In past years battlefields tour companies have catered adequately for those Australian and New Zealanders who wished to attend the dawn service at Gallipoli and other WWI memorials throughout the various former battlefields. Tour operators of long standing say that the Gallipoli site could easily manage up to 20,000 visitors, but experience also tells them that there is an average of only 8,000 ever attend because of the inconvenience in terms of travel and accommodation and also because many visitors are choosing to go to the other WWI sites where more comfortable transport and accommodation arrangements exist.

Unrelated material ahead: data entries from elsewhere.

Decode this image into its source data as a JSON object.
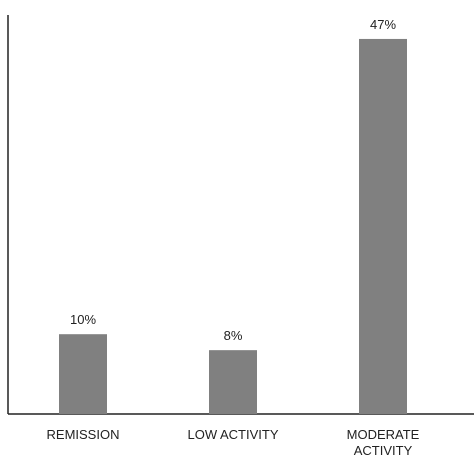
{
  "chart_data": {
    "type": "bar",
    "categories": [
      "REMISSION",
      "LOW ACTIVITY",
      "MODERATE ACTIVITY"
    ],
    "values": [
      10,
      8,
      47
    ],
    "value_labels": [
      "10%",
      "8%",
      "47%"
    ],
    "color": "#808080",
    "ylim": [
      0,
      50
    ]
  }
}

Tour operators had been offering places for the 2015 Centenary Dawn Service at Gallipoli for some time until the Minister for Veteran’s Affairs, Warren Snowden, decided that the Australian government should lead the way and convince the New Zealand and Turkish governments that there needed to be strict government management (interference).
They have decided to overlook the tour operators and limit the number that can attend to 6,000 Australians and 2,000 New Zealanders and deciding just who will be allowed to attend by ballot. Paul Murphy, chief executive of Military History Tours, who has been leading visits to Gallipoli since 1989, said he believed the beach could safely accommodate 20,000 visitors.
Too bad if you were planning on going to Gallipoli to remember and honour a family member who didn’t make it back, because if your name doesn’t come out in the ballot then you won’t be welcome.
However, there is one thing that you can be assured of and that is that there will be a small army of meddling bureaucratic ‘organisers’ and politicians spouting their insincere platitudes while smiling for the cameras. They will be milking this little ‘jolly’ for everything it is worth at taxpayers expense and taking up places that should rightly go to ordinary Australians and New Zealanders.
Allan is retired from active RAAF duty. In civilian life he was a
pilot and flight instructor. He was also the commander of an Royeal
Volunteer Coastal Patrol maritime rescue unit on the South Coast of NSW
and senior officer for the Far South Coast. He fights for a fair go for
ex-servicemen and women and is a harsh critic of the government's
treatment of serving and ex-service personnel.